Si chiamano iStar Ultra e IP-ACM, sono dispositivi forniti dall’azienda Software House (Tyco International) per gestire l’ingresso ad aree riservate degli edifici attraverso il riconoscimento di una scheda RFID. Tornano utili per controllare chi ha modo di accedere a uffici, sale riunioni, archivi e così via. Tra coloro che li hanno adottati anche Google. Peccato per quella vulnerabilità scovata, fortunatamente, da un dipendente del gruppo di Mountain View nella sede californiana di Sunnyvale.
Non aprite quella porta
Nei mesi scorsi David Tomaschik ha esaminato le informazioni inviate dai device in questione all’interno della rete locale, scoprendo che pur essendo cifrate non vengono generate in modo casuale. Analizzandole sono emerse alcune chiavi crittografiche comuni a tutti i prodotti commercializzati da Software House, arrivando così a poter replicare un comando su una qualsiasi delle porte gestite dal sistema. Il risultato: è stato possibile accedere ad aree riservate pur non essendo in possesso in via ufficiale delle credenziali e persino bloccare l’ingresso al personale autorizzato. Tutto questo senza lasciare traccia della sua azione. Una pratica che, nelle mani sbagliate, potrebbe dar luogo a gravi conseguenze facilmente immaginabili.

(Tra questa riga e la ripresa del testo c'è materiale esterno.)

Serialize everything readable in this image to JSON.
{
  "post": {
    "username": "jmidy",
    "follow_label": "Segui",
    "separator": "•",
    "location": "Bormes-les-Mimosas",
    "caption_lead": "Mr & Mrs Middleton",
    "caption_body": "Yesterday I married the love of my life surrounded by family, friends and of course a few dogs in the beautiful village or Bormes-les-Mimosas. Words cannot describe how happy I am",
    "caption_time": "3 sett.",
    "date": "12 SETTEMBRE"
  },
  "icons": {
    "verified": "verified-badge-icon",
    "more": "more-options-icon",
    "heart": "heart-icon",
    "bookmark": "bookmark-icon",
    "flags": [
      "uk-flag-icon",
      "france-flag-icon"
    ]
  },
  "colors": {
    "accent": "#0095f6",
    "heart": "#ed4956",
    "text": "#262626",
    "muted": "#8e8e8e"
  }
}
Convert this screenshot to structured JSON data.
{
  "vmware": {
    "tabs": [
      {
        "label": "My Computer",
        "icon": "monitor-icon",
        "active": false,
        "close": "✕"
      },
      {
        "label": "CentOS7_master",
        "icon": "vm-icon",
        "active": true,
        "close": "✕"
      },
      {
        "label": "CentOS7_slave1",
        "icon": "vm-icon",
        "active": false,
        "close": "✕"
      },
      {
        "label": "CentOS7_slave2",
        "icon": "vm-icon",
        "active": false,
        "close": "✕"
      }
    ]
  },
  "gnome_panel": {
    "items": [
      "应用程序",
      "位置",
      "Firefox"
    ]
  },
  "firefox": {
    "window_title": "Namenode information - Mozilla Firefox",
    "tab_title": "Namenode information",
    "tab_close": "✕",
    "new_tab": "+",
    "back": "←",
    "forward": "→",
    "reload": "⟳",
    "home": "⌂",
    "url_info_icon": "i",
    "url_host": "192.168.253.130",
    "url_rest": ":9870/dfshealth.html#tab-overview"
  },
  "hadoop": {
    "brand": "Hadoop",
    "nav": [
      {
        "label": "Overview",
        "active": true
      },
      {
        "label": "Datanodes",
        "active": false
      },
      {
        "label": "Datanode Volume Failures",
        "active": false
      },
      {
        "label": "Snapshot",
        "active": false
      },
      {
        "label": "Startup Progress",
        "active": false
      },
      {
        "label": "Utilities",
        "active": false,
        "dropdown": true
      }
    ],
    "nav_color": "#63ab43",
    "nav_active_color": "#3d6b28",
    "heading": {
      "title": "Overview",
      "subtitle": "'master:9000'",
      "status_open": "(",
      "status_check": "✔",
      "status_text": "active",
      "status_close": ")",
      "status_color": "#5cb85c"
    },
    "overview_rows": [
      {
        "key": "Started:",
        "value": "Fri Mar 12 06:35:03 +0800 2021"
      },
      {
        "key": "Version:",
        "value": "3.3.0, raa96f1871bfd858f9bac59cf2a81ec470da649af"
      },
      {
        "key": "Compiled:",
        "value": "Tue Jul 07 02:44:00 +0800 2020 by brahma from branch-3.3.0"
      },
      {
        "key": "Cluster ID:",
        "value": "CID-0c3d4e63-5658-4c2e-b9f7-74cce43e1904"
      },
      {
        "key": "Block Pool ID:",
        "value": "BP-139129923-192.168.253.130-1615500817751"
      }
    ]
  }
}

Come riportato sulle pagine di Forbes, Google si è vista costretta a segmentare e frammentare la gestione dei propri uffici in seguito alla segnalazione, correndo ai ripari al fine di contenere il fattore di rischio. Rimangono comunque esposte tutte quelle realtà che impiegano i medesimi dispositivi, poiché sebbene Software House sia intervenuta con un fix, pare essere necessaria l’adozione di un nuovo hardware: la scheda in questione non include infatti un quantitativo di memoria sufficiente per procedere all’installazione di un aggiornamento firmware. Piuttosto sintetica la dichiarazione rilasciata dal produttore, che non fa luce sull’esigenza di sostituire gli apparecchi.
Il problema è stato risolto con i nostri clienti.
IoT e vulnerabilità
La vicenda costituisce lo spunto per una riflessione sulla sicurezza delle soluzioni legate al mondo della Internet of Things, che stanno via via andando sempre più diffondendosi in pressoché qualsiasi ambito o contesto. Se da un lato la loro utilità è fuori discussione, innegabilmente mostrano il fianco a problematiche che interessano qualsiasi dispositivo connesso. Ne è dimostrazione che, durante l’evento IoT Village andato in scena nel mese di agosto nella cornice della conferenza DEF CON, i ricercatori hanno individuato ben 55 vulnerabilità nelle più svariate tipologie di device destinati all’ambito domestico e a quello professionale: dagli speaker per l’ascolto della musica nelle smart home ai sistemi di irrigazione.